Asking prices hit record high in the UK for first time buyers

The average asking price of newly marketed properties in the UK increased by 1.5% or £4,503 during March meaning first time buyers on average face paying an all-time high price of £189,840 according to a recent Rightmove report.

Factor in another Bank of England base rate rise and the prospect becomes even less rosy for them, as examined above.

Buy to Let Property Hotspots – Liverpool riding high

Totally Money produced a list of the postcodes with the highest yields recorded for buy to let properties, based on a survey of 500,000 dwellings.

Liverpool took the top three spots and the top 10 postcodes are as follows:

PostcodeAreaAverage percentage rental yield
L7Liverpool12.63%
L6Liverpool10.57%
L15Liverpool10.29%
PL4Plymouth10.15%
TS1Cleveland10.06%
PR1Preston10.04%
DY5Dudley9.57%
NG1Nottingham8.91%
BD1Bradford8.84%
L1Kirkcaldy8.61%


Andrew Boast, SAM Conveyancing's CEO and Co-founder, said:

"There are more frequent media reports about the housing crisis from a variety of stakeholders, which is to be welcomed. However, as always, where the Government is concerned, talk is cheap. It's becoming increasingly hard to fathom why sales prices, despite these bottoming out, have not fallen further, although asking price data makes some sense of this.

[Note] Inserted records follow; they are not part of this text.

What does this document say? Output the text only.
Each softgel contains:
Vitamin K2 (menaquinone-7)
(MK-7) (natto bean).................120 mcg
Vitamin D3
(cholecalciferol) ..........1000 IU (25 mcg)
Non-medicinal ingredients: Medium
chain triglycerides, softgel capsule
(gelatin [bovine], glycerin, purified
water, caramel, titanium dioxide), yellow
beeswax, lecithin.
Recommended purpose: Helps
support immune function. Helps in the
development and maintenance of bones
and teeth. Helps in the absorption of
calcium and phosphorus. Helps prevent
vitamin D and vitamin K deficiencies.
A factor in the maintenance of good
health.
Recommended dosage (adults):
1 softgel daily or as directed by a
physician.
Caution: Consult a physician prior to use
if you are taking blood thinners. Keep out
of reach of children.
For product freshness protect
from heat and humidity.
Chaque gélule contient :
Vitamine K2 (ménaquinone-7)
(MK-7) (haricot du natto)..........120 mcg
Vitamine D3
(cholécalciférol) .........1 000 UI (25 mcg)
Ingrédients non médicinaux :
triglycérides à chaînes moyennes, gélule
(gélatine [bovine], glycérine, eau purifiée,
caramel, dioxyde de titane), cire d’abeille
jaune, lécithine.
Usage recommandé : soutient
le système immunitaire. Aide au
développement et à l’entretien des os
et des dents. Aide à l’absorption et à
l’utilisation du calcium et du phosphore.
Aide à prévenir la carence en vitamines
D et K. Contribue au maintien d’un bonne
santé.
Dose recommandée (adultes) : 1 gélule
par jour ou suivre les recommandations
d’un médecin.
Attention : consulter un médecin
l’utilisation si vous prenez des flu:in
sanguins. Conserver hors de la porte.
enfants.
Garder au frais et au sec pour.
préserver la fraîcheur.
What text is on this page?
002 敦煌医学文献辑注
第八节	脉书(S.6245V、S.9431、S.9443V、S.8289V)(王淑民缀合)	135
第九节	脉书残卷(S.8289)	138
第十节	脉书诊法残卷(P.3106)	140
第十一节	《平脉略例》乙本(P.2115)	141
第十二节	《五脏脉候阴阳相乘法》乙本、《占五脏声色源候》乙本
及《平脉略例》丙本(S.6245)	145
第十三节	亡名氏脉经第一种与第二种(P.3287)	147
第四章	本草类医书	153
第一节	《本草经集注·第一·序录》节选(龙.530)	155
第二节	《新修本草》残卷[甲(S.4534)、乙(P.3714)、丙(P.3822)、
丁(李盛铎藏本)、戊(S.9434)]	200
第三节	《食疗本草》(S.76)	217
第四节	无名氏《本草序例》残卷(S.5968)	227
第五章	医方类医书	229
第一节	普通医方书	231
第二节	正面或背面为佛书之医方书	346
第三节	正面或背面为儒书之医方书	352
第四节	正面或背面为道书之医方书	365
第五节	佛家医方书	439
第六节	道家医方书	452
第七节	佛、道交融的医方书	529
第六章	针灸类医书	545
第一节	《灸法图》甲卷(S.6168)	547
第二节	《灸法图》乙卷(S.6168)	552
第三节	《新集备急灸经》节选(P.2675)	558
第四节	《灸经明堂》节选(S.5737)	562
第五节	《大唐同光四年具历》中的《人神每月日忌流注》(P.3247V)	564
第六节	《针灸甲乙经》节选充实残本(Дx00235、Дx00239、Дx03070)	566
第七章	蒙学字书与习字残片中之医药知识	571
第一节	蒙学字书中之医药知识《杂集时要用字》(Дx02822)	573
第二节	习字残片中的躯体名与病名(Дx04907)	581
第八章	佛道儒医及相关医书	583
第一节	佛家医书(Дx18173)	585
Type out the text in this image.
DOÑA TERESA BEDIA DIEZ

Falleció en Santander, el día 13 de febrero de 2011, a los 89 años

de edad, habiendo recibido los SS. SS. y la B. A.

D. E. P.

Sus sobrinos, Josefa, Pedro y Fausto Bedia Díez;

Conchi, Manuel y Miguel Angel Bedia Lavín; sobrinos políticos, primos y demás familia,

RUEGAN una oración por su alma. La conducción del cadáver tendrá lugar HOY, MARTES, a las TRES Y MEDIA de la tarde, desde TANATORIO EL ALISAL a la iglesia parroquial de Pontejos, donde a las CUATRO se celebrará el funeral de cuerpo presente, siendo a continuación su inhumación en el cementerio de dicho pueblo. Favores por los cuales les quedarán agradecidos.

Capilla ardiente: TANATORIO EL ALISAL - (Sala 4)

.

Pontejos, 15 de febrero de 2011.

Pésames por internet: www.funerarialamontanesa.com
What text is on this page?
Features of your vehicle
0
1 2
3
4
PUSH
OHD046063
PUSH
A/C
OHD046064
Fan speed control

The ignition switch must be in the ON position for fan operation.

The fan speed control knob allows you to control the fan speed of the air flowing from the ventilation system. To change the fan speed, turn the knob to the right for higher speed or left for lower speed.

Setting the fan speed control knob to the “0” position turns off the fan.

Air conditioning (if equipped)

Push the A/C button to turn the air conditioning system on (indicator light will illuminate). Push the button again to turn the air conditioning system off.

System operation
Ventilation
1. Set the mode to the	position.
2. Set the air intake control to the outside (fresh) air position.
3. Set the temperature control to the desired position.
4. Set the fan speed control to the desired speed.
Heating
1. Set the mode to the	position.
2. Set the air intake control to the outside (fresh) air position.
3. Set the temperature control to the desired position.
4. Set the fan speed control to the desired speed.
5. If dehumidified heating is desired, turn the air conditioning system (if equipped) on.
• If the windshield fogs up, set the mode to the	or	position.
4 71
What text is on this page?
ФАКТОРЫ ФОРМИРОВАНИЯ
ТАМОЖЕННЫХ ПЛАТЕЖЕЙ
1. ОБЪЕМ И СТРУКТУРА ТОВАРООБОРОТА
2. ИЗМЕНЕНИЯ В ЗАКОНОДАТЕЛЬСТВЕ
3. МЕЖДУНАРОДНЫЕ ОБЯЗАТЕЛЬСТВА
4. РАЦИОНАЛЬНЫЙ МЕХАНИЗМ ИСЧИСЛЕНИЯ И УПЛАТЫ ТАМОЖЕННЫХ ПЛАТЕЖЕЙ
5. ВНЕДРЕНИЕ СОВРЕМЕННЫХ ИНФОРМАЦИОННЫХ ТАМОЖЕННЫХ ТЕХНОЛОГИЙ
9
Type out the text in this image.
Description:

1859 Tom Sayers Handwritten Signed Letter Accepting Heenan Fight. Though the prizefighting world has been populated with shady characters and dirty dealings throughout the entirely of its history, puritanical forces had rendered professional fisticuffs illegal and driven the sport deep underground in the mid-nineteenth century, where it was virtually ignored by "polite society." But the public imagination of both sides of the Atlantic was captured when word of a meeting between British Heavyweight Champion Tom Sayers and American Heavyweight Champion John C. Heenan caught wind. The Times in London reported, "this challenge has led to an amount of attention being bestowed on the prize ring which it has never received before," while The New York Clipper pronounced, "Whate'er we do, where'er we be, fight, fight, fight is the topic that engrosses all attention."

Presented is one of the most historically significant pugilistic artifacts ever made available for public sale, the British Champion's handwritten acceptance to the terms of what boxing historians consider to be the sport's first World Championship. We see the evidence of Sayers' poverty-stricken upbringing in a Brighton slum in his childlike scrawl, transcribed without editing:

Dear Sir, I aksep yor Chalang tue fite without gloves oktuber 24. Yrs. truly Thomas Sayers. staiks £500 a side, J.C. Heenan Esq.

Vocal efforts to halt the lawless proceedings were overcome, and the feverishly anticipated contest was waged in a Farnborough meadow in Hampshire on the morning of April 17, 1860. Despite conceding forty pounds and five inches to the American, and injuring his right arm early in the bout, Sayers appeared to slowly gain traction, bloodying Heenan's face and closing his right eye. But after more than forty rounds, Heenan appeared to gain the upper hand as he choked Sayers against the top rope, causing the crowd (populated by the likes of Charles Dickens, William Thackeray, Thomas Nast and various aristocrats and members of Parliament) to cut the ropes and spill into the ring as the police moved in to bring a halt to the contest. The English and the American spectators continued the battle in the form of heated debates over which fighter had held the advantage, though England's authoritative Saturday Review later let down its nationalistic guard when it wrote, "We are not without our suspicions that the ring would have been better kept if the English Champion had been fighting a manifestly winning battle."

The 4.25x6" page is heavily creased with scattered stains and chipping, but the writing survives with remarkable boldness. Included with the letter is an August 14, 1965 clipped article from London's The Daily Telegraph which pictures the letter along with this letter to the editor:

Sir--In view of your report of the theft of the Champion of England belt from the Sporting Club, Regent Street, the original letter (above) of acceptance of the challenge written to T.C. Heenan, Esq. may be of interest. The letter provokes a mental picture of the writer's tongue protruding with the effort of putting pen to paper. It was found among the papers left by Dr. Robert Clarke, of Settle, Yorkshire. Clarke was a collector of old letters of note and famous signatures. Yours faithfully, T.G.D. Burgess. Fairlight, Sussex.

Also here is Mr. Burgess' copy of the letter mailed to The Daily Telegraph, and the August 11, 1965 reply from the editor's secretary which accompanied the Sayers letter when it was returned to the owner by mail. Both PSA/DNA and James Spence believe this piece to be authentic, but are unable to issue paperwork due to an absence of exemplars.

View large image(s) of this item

"In many other markets, the phenomenon of goods generally being sold for three-quarters of the asking price, and consistently so, would raise eyebrows, and reflects the unworldliness of the current property market. It's difficult to be optimistic regarding any signs of rising first time buyer participation in the market, particularly in the face of a shrinking market overall. Housing market professionals can only hope that Mark Carney exercises extreme caution regarding the timing of any future rate rises because the housing market in particular is floundering."

* all figures quoted are the most recent from the Land Registry unless otherwise stated.